With the successful launch of the first all-civilian flight on board a SpaceX Crew Dragon, the company is looking to ramp up similar flights in the near future.
Benji Reed, SpaceX’s senior director for its human spaceflight program projected as many as a half a dozen flights a year.
“There’s nothing really that limits our capability to launch,” he said. “It’s about having rockets and Dragons ready to go and having everything in the manifest align with our other launches.”
The company founded by Elon Musk has two active Crew Dragons, both having launched with passengers twice, and both currently in space.
Crew Dragon Endeavour first took NASA astronauts Bob Behnken and Doug Hurley to the International Space Station launching from Kennedy Space Center on May 30, 2020, on the Demo-2 test mission, which marked the first time any humans had launched to orbit from U.S. soil since the end of the Space Shuttle program in 2011.
It’s currently docked again to the ISS on its first operational mission, Crew-2, and scheduled to return in November.
Crew Dragon Resilience is currently orbiting Earth at nearly 360 miles altitude with the first all-civilian crew of Inspiration4. It launched from KSC on Wednesday night and is slated to return with a splashdown off the coast of Florida in the Atlantic Ocean at 7:06 p.m. Saturday.
Resilience’s first trip was Crew-1 in November 2020, and SpaceX and NASA look to turn it around again once the Inspiration4 mission lands for the upcoming Crew-3 launch that could come as early as Oct. 31.
“Missions like Inspiration4 help advance spaceflight to enable ultimately anyone to go to orbit & beyond,” Musk said on his Twitter account.
The crew-capable version of Dragon came about after SpaceX and Boeing won the NASA contract to take over crew taxi services to and from the ISS. While SpaceX surged ahead, now having flown 14 people on four missions in its Crew Dragon, Boeing’s capsule, the CST-100 Starliner, has yet to complete its first successful uncrewed demo mission.
Until Boeing joins the rotation, SpaceX will be the sole partner to bring astronauts to the ISS from American launch sites at a rate of two missions a year as each expedition lasts about six months.
“The reality is the Dragon manifest is getting busier by the moment,” Reed said, noting the planned flight in early 2022 of four passengers for customer Axiom Space that will actually fly to and stay on the ISS for a few days. “It just goes on from there. We have a number of NASA missions that we’ll do, and we also have a growing backlog of commercial astronaut missions that we’re looking forward to perform.”

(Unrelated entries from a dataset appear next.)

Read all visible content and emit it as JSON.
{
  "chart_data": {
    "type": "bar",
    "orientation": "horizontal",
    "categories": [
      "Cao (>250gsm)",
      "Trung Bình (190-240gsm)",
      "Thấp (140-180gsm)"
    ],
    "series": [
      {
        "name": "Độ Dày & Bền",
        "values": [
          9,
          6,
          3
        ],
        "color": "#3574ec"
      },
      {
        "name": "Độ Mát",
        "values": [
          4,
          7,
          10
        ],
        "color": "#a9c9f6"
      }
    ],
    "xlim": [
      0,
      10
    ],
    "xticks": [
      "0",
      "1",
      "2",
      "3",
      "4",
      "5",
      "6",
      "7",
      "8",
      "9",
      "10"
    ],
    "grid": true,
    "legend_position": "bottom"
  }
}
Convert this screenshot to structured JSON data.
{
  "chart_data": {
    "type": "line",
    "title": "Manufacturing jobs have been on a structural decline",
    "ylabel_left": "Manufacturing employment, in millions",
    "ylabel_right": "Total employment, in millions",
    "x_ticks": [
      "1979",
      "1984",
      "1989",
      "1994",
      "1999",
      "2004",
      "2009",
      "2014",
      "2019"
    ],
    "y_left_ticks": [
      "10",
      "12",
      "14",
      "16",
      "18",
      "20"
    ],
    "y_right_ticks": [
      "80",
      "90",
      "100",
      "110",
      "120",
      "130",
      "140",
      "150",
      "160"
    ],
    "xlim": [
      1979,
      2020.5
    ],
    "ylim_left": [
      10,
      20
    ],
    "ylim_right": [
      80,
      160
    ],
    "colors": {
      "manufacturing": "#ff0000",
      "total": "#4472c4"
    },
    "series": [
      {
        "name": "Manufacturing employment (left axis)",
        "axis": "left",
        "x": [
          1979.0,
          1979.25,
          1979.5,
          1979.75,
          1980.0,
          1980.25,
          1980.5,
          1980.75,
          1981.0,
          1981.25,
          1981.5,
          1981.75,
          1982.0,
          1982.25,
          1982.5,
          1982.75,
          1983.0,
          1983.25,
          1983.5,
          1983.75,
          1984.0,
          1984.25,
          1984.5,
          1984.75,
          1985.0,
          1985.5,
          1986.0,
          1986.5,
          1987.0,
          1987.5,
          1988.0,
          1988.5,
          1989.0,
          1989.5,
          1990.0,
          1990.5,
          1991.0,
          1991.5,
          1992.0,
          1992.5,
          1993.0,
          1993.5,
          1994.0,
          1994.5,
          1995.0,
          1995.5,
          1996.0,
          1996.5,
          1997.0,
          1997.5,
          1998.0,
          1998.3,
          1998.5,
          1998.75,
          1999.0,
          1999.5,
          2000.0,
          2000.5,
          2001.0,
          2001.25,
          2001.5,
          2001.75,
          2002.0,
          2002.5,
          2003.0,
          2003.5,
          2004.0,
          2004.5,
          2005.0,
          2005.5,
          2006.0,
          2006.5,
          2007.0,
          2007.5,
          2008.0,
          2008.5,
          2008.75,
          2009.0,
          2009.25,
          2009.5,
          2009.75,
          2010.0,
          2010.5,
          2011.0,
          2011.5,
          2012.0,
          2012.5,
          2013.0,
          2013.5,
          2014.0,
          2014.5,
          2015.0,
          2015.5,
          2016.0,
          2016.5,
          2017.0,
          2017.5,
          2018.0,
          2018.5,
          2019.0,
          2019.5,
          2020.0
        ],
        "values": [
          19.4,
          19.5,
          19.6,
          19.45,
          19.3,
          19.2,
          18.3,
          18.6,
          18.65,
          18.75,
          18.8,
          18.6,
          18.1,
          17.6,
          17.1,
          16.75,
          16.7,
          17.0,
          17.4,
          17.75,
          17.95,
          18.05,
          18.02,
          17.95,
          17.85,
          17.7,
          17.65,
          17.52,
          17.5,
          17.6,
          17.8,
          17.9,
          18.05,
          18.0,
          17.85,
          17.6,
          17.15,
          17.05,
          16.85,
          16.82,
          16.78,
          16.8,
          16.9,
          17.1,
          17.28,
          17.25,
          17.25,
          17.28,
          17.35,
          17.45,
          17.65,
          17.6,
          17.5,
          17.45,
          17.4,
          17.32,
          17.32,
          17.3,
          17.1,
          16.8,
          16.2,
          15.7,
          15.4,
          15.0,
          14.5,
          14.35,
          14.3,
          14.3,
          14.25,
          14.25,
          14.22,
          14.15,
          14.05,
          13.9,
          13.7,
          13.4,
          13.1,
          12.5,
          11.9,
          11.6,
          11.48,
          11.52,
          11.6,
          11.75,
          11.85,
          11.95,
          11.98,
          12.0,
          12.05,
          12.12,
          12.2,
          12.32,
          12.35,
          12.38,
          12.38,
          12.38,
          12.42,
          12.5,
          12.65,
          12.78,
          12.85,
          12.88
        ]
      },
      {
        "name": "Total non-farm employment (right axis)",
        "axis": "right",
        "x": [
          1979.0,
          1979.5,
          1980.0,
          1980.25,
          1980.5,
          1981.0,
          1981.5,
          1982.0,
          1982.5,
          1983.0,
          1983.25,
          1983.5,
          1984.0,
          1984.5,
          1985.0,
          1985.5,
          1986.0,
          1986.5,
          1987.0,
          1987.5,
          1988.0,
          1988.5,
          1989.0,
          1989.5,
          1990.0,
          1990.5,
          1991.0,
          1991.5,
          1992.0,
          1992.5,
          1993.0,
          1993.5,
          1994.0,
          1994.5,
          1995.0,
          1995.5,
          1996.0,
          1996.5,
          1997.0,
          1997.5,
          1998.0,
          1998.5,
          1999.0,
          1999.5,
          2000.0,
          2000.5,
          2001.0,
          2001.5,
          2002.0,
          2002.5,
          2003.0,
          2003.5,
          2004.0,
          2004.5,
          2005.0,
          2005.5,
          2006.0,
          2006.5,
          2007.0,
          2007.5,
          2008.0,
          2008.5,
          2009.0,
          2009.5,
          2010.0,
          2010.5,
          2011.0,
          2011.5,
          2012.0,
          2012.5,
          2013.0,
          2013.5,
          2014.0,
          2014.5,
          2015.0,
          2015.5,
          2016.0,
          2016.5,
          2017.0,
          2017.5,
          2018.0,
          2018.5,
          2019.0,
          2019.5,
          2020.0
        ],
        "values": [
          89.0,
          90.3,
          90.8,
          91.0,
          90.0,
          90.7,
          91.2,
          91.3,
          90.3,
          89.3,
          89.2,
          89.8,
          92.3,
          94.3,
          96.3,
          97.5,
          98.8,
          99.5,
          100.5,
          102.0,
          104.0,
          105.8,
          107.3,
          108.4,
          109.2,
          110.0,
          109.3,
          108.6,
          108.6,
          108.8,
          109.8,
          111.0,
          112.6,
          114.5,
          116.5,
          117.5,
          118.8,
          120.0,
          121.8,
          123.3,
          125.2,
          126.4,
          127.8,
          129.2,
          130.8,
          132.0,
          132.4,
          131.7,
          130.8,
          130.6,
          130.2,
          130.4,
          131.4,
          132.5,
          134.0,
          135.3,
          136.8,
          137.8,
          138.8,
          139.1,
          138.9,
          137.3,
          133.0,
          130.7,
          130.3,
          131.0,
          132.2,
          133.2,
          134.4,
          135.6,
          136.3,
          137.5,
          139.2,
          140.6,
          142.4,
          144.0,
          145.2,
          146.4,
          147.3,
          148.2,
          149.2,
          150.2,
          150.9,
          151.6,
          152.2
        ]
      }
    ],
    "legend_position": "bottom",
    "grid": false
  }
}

Axiom is charging $55 million per passenger on that flight, and SpaceX advertises its capability to fly orbital missions like Inspiration4, flights to the ISS and even missions farther out.
It has already announced the first civilian mission to orbit the moon, but that will be with its in-the-works Starship rocket.

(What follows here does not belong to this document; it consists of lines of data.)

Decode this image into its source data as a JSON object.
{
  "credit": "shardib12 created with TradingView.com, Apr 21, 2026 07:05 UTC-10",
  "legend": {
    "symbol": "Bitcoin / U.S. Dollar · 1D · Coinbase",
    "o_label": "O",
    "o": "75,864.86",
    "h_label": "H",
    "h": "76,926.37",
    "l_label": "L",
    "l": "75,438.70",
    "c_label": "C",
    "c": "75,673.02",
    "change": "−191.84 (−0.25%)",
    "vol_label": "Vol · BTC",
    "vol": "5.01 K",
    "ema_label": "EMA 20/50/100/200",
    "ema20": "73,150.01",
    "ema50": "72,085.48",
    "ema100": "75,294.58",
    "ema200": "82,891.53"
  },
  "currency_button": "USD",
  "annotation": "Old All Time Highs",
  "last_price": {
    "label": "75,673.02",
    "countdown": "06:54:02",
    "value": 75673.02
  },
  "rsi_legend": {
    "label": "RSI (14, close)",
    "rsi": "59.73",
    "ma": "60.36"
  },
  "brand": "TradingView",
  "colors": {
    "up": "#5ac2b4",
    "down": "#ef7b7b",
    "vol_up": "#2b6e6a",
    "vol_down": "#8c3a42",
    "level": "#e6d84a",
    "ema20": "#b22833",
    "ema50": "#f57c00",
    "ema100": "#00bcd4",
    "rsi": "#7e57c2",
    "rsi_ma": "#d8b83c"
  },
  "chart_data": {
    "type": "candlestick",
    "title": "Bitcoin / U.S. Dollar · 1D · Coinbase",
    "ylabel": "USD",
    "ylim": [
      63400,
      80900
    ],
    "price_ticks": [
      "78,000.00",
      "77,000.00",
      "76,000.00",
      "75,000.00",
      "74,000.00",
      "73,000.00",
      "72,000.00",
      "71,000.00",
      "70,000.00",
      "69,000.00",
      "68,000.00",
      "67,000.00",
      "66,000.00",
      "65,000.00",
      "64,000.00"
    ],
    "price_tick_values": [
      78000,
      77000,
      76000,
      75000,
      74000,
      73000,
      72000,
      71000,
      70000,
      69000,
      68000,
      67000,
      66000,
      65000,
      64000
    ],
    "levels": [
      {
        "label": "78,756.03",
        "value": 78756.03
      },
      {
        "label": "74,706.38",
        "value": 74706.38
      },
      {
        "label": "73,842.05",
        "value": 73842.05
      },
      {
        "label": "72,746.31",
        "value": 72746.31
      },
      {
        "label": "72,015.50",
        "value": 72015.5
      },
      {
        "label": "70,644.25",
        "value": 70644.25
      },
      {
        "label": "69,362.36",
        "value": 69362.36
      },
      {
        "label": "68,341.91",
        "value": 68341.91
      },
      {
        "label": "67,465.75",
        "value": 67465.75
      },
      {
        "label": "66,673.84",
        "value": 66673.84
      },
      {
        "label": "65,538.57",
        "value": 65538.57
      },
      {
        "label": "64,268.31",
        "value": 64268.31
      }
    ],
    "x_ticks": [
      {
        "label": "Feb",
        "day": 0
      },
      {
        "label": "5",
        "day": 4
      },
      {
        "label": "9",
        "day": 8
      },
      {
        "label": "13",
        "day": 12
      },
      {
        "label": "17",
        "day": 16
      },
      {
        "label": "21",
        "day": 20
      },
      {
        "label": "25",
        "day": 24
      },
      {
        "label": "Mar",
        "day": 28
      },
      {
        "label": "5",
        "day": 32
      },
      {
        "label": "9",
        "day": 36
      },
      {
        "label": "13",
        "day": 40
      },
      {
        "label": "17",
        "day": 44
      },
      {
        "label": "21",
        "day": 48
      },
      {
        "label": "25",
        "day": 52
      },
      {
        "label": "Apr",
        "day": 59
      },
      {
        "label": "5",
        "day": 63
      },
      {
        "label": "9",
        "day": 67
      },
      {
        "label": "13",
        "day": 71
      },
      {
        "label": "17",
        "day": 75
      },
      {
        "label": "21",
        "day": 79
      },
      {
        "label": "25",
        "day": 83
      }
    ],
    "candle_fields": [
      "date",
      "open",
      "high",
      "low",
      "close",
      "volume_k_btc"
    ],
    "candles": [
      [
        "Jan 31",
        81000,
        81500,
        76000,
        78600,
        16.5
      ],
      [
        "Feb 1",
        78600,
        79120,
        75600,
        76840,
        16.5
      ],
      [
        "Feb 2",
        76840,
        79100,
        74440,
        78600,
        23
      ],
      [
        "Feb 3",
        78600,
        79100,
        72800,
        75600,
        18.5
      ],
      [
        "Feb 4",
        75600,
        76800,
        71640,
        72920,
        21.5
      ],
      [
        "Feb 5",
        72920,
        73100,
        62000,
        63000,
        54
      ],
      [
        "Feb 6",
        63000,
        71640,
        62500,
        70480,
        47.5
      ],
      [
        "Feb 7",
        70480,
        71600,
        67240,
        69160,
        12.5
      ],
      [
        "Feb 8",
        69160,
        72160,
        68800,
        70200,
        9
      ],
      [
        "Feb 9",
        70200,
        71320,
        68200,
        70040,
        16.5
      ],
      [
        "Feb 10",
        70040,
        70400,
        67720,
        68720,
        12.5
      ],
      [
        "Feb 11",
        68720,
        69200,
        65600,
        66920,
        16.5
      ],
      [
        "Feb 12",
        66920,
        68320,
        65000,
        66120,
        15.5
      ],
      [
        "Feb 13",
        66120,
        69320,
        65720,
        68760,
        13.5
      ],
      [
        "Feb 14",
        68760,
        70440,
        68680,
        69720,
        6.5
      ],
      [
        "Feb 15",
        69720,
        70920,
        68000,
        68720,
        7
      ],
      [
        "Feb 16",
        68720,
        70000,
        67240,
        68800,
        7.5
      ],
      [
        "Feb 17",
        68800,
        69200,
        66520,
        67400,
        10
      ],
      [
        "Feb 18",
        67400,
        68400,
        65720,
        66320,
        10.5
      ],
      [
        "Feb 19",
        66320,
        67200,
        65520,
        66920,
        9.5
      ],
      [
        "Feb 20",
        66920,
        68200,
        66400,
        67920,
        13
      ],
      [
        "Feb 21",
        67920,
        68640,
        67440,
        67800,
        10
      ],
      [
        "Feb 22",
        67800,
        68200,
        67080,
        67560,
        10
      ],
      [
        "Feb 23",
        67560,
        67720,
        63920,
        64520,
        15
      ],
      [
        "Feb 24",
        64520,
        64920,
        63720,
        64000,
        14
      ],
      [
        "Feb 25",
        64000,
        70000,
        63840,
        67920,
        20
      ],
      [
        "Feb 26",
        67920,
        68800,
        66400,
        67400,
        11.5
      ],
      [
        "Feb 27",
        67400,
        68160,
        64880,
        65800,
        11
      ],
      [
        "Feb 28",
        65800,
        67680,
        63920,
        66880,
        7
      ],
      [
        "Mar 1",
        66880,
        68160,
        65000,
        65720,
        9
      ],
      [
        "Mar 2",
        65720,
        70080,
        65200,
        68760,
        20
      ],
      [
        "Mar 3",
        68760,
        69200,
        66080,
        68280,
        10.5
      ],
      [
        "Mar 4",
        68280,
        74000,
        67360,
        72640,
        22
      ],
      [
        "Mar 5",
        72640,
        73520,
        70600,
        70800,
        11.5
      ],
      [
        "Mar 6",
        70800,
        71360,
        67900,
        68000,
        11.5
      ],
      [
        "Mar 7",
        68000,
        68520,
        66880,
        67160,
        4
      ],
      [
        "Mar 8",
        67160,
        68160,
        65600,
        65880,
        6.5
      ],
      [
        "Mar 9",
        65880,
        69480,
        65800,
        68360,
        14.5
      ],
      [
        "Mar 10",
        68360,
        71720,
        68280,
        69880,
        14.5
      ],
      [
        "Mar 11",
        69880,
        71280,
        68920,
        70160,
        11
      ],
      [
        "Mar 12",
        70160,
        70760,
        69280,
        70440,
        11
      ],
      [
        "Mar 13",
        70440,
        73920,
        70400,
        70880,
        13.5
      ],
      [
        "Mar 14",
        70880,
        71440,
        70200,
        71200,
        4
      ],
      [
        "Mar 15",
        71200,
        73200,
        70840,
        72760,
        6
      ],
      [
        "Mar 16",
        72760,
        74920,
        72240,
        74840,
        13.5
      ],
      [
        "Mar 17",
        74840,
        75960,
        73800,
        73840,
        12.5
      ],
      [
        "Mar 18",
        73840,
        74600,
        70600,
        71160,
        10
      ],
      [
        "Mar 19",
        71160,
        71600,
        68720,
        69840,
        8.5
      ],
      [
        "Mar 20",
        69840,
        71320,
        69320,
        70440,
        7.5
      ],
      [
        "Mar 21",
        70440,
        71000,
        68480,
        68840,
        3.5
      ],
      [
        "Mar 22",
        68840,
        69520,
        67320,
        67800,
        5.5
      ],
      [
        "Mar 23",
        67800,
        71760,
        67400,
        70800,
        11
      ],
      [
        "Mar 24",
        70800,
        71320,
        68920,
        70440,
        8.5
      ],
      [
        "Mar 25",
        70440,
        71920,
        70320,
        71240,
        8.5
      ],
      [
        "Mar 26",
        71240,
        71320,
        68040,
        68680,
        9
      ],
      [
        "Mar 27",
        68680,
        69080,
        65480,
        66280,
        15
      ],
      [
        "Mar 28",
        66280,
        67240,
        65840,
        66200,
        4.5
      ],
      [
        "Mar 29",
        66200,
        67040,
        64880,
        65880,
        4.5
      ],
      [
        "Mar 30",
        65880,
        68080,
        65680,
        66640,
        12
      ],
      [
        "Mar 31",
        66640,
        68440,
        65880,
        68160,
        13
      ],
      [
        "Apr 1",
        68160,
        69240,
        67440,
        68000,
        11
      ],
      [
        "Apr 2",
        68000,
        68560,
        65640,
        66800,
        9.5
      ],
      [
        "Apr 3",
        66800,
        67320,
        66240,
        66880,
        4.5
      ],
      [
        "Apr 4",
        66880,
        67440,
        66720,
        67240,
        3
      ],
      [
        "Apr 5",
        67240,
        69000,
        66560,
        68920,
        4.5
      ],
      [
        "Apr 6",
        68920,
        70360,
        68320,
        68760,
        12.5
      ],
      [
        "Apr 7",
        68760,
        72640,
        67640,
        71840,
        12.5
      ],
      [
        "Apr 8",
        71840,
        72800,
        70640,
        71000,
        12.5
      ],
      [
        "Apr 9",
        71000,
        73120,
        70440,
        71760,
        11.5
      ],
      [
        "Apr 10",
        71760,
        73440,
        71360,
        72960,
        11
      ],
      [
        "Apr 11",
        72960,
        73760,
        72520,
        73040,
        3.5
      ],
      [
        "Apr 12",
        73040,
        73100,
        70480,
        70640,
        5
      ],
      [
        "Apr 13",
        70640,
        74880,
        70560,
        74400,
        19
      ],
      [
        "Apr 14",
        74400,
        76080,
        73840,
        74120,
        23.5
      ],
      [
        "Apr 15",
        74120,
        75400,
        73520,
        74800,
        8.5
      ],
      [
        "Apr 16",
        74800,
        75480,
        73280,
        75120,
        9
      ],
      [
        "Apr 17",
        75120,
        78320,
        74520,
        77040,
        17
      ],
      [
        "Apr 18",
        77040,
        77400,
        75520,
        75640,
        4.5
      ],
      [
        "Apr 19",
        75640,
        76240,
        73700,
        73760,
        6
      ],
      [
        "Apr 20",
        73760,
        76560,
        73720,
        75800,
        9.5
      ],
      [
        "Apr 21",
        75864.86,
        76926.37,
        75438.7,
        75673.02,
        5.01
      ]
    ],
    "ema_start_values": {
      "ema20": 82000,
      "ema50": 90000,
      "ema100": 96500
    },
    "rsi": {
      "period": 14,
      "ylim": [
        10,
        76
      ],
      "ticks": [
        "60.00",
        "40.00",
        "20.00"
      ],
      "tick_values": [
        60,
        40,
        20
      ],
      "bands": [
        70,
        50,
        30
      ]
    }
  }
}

The Inspiration4 mission marked the first time in 60 years of human spaceflight that a rocket has taken passengers into orbit without a professional astronaut.
The crew spent more than six months training for the flight, putting the effort in to make this mission a success and pave the way for more.
“Ultimately, we want to make life multiplanetary,” Reed said. “And that means putting millions of people in space one day. So the long-term vision is that spaceflight becomes airline-like. Right? You can buy a ticket and you go, but right now the appropriate thing is we still train people significantly, and as I mentioned, this crew has been astronaut-trained like our other crews have been trained before.”
The billionaire behind the Inspiration4 mission, Jared Isaacman, was eager to become SpaceX’s first customer and pave the way for a future with more civilian access to space.
“It’s just getting started,” Issacman said during a pre-launch press conference. “This is just the beginning.”
Issacman pushed SpaceX to allow a higher altitude orbit for Inspiration4, farther out than the space station or even the current orbit of the Hubble Space Telescope. The reason behind it was to further test the effects of things like higher radiation levels and risk of debris, so that eventual missions to places like Mars are possible.
“There’s a lot of risk on a six-month journey like that,” Issacman said. “Better to start taking some steps now today in a very well thought-out and mitigated way so that we continue to reach toward those extraordinary goals like making life multiplanetary and the world more interesting when people can journey among the stars.”